Fresh in our minds are the stances of Prime Minister Yukio Hatoyama and President Obama, who have stressed democracy, human rights, and international cooperation under the banner of “change.”

Both leaders are taking a bold stand on difficult issues such as greenhouse gas reduction and the creation of “a world without nuclear weapons.” There is no reason why they could not see their way to the prompt removal of the Futenma Air Base.

Japan, U.S., China Bear a Grave Responsibility

The international community faces a multitude of security problems that include not only military issues such as nuclear proliferation and eradication of terrorism, but also contagious diseases, famine, poverty, food quality, energy crises, and issues of human rights. If anything, security issues that cannot be solved by military force are becoming increasingly important.

In light of this, aren’t the United States and Japan placing too strong an emphasis on the military in hopes of maintaining the status quo? It is only natural to be alarmed by China’s defense budget, which has increased by two figures in the past 20 years. Nevertheless, it is simplistic for the United States and Japan to antagonize the Chinese “threat” by meeting it with military force.

Through their accrued influence in the realm of economics, diplomacy, and security, Japan, the United States, and China have a role in—and responsibility for—the sustained development of the human race. They must not place the peace and prosperity of the whole world in peril by sinking into military tension and antagonism with each other.
 
The people’s safety cannot be protected, nor the global economy’s continued growth assured, by a security treaty that relies on force. Recent changes in administration in Japan and U.S. provide a good opportunity to radically rethink the overly-militaristic Security Treaty.

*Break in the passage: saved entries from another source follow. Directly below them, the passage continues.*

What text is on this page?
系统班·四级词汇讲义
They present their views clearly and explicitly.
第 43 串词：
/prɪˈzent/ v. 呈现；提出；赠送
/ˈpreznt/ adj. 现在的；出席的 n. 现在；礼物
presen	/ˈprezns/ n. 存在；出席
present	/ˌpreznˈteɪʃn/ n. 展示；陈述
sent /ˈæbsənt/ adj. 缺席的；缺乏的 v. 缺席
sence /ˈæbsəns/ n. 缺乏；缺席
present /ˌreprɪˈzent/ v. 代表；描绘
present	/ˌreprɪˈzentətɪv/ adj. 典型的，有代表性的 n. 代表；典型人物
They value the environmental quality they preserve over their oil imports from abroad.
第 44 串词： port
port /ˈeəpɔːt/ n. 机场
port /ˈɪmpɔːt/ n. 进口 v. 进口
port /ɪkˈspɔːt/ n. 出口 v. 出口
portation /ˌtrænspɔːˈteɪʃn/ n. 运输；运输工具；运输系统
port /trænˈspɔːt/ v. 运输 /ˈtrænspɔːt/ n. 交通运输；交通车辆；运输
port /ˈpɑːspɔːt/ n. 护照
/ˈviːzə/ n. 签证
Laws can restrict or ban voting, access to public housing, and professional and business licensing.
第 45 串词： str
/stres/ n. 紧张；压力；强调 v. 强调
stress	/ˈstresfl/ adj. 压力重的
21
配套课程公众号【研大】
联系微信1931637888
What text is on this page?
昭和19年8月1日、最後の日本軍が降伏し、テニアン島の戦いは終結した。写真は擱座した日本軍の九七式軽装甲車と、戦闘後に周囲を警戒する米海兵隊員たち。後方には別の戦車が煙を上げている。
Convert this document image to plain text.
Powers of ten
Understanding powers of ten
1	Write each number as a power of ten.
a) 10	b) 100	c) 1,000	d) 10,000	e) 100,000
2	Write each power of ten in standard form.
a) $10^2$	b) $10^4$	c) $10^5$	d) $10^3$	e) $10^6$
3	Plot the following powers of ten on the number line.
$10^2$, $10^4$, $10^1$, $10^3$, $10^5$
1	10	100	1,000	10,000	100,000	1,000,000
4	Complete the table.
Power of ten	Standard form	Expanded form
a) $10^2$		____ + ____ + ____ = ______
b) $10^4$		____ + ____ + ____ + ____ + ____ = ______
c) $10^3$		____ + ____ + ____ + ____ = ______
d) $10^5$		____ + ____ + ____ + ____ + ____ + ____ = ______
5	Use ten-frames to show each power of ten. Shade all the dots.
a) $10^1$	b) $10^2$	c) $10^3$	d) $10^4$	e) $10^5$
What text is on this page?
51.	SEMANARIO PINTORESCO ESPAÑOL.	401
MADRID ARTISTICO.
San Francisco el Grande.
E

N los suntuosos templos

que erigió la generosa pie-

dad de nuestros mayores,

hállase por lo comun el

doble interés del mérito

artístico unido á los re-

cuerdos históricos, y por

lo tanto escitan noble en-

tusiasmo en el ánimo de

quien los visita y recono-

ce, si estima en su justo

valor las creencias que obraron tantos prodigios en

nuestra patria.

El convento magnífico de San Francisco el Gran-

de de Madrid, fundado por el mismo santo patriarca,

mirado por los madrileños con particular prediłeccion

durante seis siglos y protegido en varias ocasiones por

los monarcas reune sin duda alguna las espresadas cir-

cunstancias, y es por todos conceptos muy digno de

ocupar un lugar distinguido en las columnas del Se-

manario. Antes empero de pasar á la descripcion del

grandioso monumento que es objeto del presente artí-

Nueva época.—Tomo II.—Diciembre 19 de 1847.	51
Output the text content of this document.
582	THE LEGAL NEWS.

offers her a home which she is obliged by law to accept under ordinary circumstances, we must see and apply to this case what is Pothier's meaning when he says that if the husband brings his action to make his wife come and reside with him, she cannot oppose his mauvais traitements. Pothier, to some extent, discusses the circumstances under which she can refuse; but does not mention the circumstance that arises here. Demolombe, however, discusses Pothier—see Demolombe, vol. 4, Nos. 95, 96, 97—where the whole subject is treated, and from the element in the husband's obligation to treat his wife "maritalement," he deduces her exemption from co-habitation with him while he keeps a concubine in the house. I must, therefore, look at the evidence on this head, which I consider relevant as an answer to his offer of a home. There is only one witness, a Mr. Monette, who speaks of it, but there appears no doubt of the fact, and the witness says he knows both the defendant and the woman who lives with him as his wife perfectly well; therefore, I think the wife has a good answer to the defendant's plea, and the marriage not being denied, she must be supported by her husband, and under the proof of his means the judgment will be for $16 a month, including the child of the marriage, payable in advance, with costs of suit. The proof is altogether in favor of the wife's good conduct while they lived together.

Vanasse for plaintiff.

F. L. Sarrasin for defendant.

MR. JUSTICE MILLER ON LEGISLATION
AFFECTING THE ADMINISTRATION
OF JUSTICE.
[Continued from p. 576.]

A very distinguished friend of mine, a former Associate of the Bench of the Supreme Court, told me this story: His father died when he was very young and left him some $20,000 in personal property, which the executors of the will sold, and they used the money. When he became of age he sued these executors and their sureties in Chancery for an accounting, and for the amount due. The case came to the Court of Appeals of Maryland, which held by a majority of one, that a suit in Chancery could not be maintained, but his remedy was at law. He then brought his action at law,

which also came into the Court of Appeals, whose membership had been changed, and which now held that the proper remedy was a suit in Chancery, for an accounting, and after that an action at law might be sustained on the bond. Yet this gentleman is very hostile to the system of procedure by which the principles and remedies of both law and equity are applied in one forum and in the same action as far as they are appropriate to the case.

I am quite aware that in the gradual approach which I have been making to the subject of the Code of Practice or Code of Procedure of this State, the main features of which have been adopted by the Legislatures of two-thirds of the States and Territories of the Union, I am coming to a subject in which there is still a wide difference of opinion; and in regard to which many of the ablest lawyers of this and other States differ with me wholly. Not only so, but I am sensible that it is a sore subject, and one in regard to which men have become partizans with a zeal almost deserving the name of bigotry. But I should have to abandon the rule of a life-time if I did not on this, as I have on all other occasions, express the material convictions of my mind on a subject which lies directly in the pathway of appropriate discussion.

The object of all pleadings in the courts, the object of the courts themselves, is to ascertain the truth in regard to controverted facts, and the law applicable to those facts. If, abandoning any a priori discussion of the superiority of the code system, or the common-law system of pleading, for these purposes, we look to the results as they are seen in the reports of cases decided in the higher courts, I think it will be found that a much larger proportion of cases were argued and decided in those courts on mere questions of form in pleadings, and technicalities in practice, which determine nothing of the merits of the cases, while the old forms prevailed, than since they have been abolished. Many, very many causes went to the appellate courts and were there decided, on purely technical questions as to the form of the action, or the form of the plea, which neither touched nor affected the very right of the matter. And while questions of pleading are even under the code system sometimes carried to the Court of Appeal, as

It is time to lay to bed the old policy of blindly following the United States. As a “peaceful nation” whose constitution includes a war-renouncing article—and the only country to have been the target of a nuclear bomb, what is expected of Japan are non-military contributions such as those done through its Official Development Assistance (ODA) and its role in urging denuclearization and arms reductions.

In this new year, the fiftieth anniversary of the Security Alliance, we would like to see Japan and the United States take up preventative diplomacy with renewed enthusiasm, achieve multilateral security, and advance “security for mankind” in the context of a new security alliance.


安保改定50年/脱軍事の地平開く元年に 住民の敵意招かぬ賢明さを
2010年1月18日
 日米安保をどうするか。日米安保だけでいいのか。国民論議を尽くし重層的な安保を確立し「平和国家日本」の真価を示す時だ。
 1960年に改定された日米安全保障条約が19日で署名から50年の節目を迎える。
 日米は昨年11月の首脳会談で「同盟深化」の必要性で一致した。「同盟深化」の具体像はまだ見えないが、従来の国民不在の政策決定の在り方に歯止めをかけ、安保論議をお役所から国民の元へ取り戻す好機とすべきだ。

誰を何から守るのか
 「安保の負担は沖縄に、受益は国民全体で」という状況が構造化している。安保の目的は何か。誰を何からどう守るのか。本質的な議論をしっかり行いたい。
 現行安保は、第5条の米国による日本防衛義務、第6条の米国への日本の基地提供義務が注目されがちだが、第1条で「国際連合を強化」、第2条で「経済的協力を促進」をうたうなど、本来は「日米軍事同盟」一色ではない。
 条約前文は「平和、友好関係の強化」「民主主義の諸原則、個人の自由及び法の支配を擁護」もうたう。
 また、国連憲章の定める「個別的又は集団的自衛の固有の権利を有している」などと記す一方で、第3条で「武力攻撃に抵抗するそれぞれの能力を、憲法上の規定に従うことを条件として、維持し発展させる」とするなど、憲法の枠内での相互協力を建前としている。
 しかし、運用実態は「軍事偏重」「沖縄の過重負担」であり、インド洋への海上自衛隊派遣に象徴されるように憲法上の疑義がある。民主主義や法の支配のうたい文句が泣く。
 戦後の日米関係で一貫しているのは、沖縄基地を自由使用することで日本の独立が守られ、米国の国益が確保されてきた点だ。その陰で沖縄では度重なる米軍絡みの事件・事故、航空機爆音などで住民の安全と生活が脅かされてきた。
 昨秋、琉球新報社が実施した世論調査では、米軍の日本駐留を定めた安保条約について4割強が「平和友好条約に改めるべきだ」と答えた。米軍基地提供のよりどころである安保「維持」は17%弱。「米国を含む多国間安保条約に改める」15%強、「破棄すべき」は10%強だった。
 県民は「反軍・反基地」感情を抱えながらも、米国との敵対ではなく、安保見直しを通してより良い関係を希求している。
 かつて復帰運動の高揚に危機感を抱いた日米両政府は「このままでは沖縄の基地を失う」と判断、基地の自由使用継続と有事核持ち込みを条件に沖縄返還に合意した。
 鳩山由紀夫首相とオバマ米大統領は「変革」を旗印とし、従来の政権にも増して民主主義、人権、国際協調を重視する姿勢が鮮明だ。
 両首脳は「核なき世界」の実現や温室効果ガス削減という難題に果敢に挑戦している。その2人が沖縄問題の一つ「普天間の早期撤去」で英断を下せぬはずがない。

日米中に大きな責任
 国際社会は核拡散やテロ根絶など軍事的課題だけでなく、感染症や飢餓・貧困、食料危機、エネルギー危機、人権問題など多様な安全保障問題に直面している。むしろ軍事力では解決できない安全保障の課題の比重が増している。
 こうした中、日米両政府の発想は旧態依然とし軍事に比重を置きすぎていないか。この20年余国防費が2けたの伸びを見せる中国を、警戒するのは不自然ではない。だからといって日米が中国の「脅威」をあおり軍事的に対抗するというなら、それは短絡的だ。
 日米中の3国は、経済、外交、安全保障各面における総合的な影響力から、人類全体の持続的発展に大きな責任と役割を負っている。日米中が軍事的な緊張・敵対関係に陥り、世界全体の「平和と繁栄の危機」を招いてはならない。
 力を頼みにした安保政策で市民の安全を保障し、経済社会の持続的な発展を保障するのは不可能だ。日米で政権が交代した今、軍事偏重安保を根本的に見直す好機だ。
 従来の「対米追従」とは決別すべきだ。憲法9条を持つ「平和国家」、唯一の被爆国として日本に期待されるのは、ODA(政府開発援助)など非軍事面の貢献であり、核廃絶や軍縮の推進役であろう。
 安保50年を日米が協調し、より積極的な予防外交や日米を含む多国間安全保障の実現、「人間の安全保障」の定着に踏み出す、新しい安全保障の元年としたい。